Test du Samedi 10 juillet 2010 par iamnotyourshadow

Après s'être attaqué à de nombreuses sagas mondialement connues (citons en vrac Indiana Jones, Batman ou encore Star Wars), la franchise des briques pour les ch'tits n'enfants a décidé d'adapter et de parodier les 4 premiers tomes (et films) d'Harry Potter, le plus célèbre sorcier à la cicatrice sur le front (en plus, j'ai la même).

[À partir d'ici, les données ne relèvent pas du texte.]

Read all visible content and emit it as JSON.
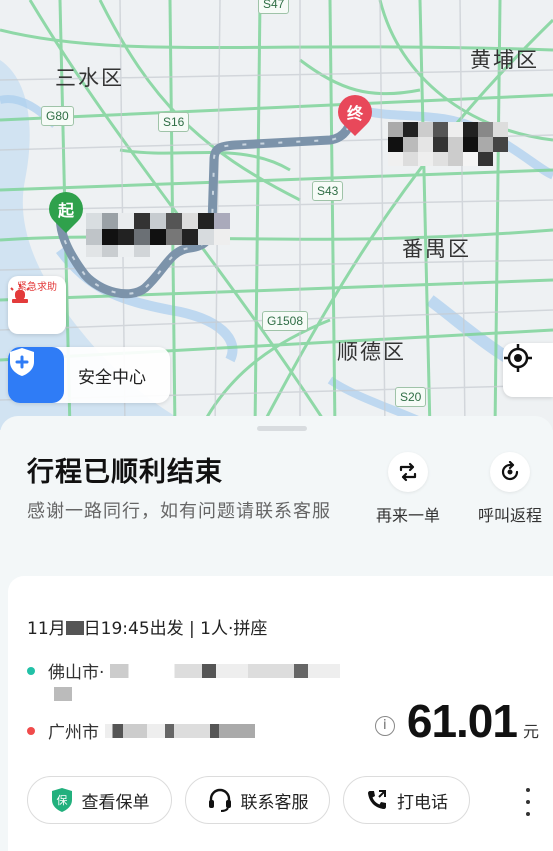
{
  "map": {
    "places": [
      "三水区",
      "黄埔区",
      "番禺区",
      "顺德区"
    ],
    "roads": [
      "S47",
      "G80",
      "S16",
      "S43",
      "G1508",
      "S20"
    ],
    "start_pin": "起",
    "end_pin": "终",
    "sos_label": "紧急求助",
    "safety_center_label": "安全中心"
  },
  "trip": {
    "title": "行程已顺利结束",
    "subtitle": "感谢一路同行，如有问题请联系客服",
    "actions": [
      {
        "label": "再来一单",
        "icon": "repeat-icon"
      },
      {
        "label": "呼叫返程",
        "icon": "return-trip-icon"
      }
    ],
    "time_prefix": "11月",
    "time_suffix": "日19:45出发 | 1人·拼座",
    "origin_city": "佛山市·",
    "destination_city": "广州市",
    "price": "61.01",
    "currency": "元",
    "buttons": [
      {
        "label": "查看保单",
        "icon": "insurance-icon"
      },
      {
        "label": "联系客服",
        "icon": "headset-icon"
      },
      {
        "label": "打电话",
        "icon": "phone-icon"
      }
    ]
  },
  "colors": {
    "start_pin": "#2fa14c",
    "end_pin": "#e8485a",
    "route": "#7c93aa",
    "safety_blue": "#2f7cf6",
    "origin_dot": "#22c1a7",
    "destination_dot": "#f04b4b"
  }
}
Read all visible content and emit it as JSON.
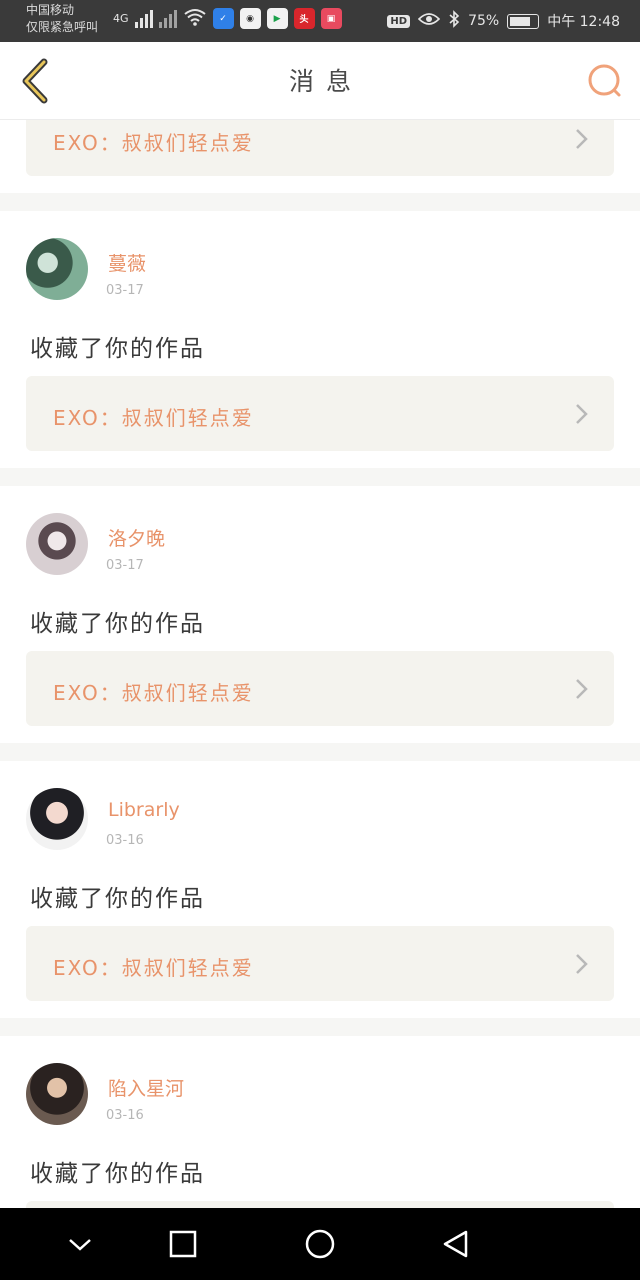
{
  "status_bar": {
    "carrier_line1": "中国移动",
    "carrier_line2": "仅限紧急呼叫",
    "network": "4G",
    "battery": "75%",
    "battery_level": 0.75,
    "time": "中午 12:48",
    "app_icons": [
      "shield-app",
      "game-app",
      "video-app",
      "news-app",
      "gift-app"
    ]
  },
  "header": {
    "title": "消息",
    "back_icon": "back-chevron-icon",
    "search_icon": "search-icon"
  },
  "accent_color": "#e8936a",
  "notifications": [
    {
      "user": "",
      "date": "",
      "message": "",
      "work_title": "EXO：叔叔们轻点爱"
    },
    {
      "user": "蔓薇",
      "date": "03-17",
      "message": "收藏了你的作品",
      "work_title": "EXO：叔叔们轻点爱"
    },
    {
      "user": "洛夕晚",
      "date": "03-17",
      "message": "收藏了你的作品",
      "work_title": "EXO：叔叔们轻点爱"
    },
    {
      "user": "Librarly",
      "date": "03-16",
      "message": "收藏了你的作品",
      "work_title": "EXO：叔叔们轻点爱"
    },
    {
      "user": "陷入星河",
      "date": "03-16",
      "message": "收藏了你的作品",
      "work_title": ""
    }
  ],
  "nav": {
    "icons": [
      "hide-keyboard-icon",
      "recents-icon",
      "home-icon",
      "back-icon"
    ]
  }
}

Chouette ou pas chouette ? Ces quelques lignes écrites dans les règles de l'art littéraire tenteront d'apporter une réponse à vos interrogations.

CA FAIT DU BIEN A L'EGO

Est-il nécessaire de rappeler qui est Harry Potter ? Non, je pense que la Terre dans son internationalité toute entière a déjà entendu parler de ce fameux personnage. Rejeton de la prolifique auteur J.K. Rowling, mister (Tri)Potter débarque sur vos consoles de salon et pécés adorés pour vous permettre de faire joujou avec vos baguettes magiques.

Plus sérieusement, cet opus s'intéresse aux 4 premiers épisodes de la saga en reprenant les moments clés de chaque histoire. Ainsi, vous débuterez votre parcours initiatique et vous familiariserez avec différentes techniques de sorcellerie au sein de Poudlard, disputerez des parties de Quidditch et combattrez les spectres les plus terrifiants, Voldemort en tête (vous avez-vu ? j'ai bossé hein !).

HARRY ET SES POTE(UR)S

Si vous avez déjà tâté à un épisode de la saga Lego, vous évoluerez en terrain connu. En effet, les p'tits gars de chez Traveller's Tales ont repris les bases de gameplay mais l'ont bien évidemment adapté pour l'occasion, à savoir que vos principales actions consisteront à lancer des sorts divers et variés sur tout ce qui bouge, voire même ce qui ne bouge pas.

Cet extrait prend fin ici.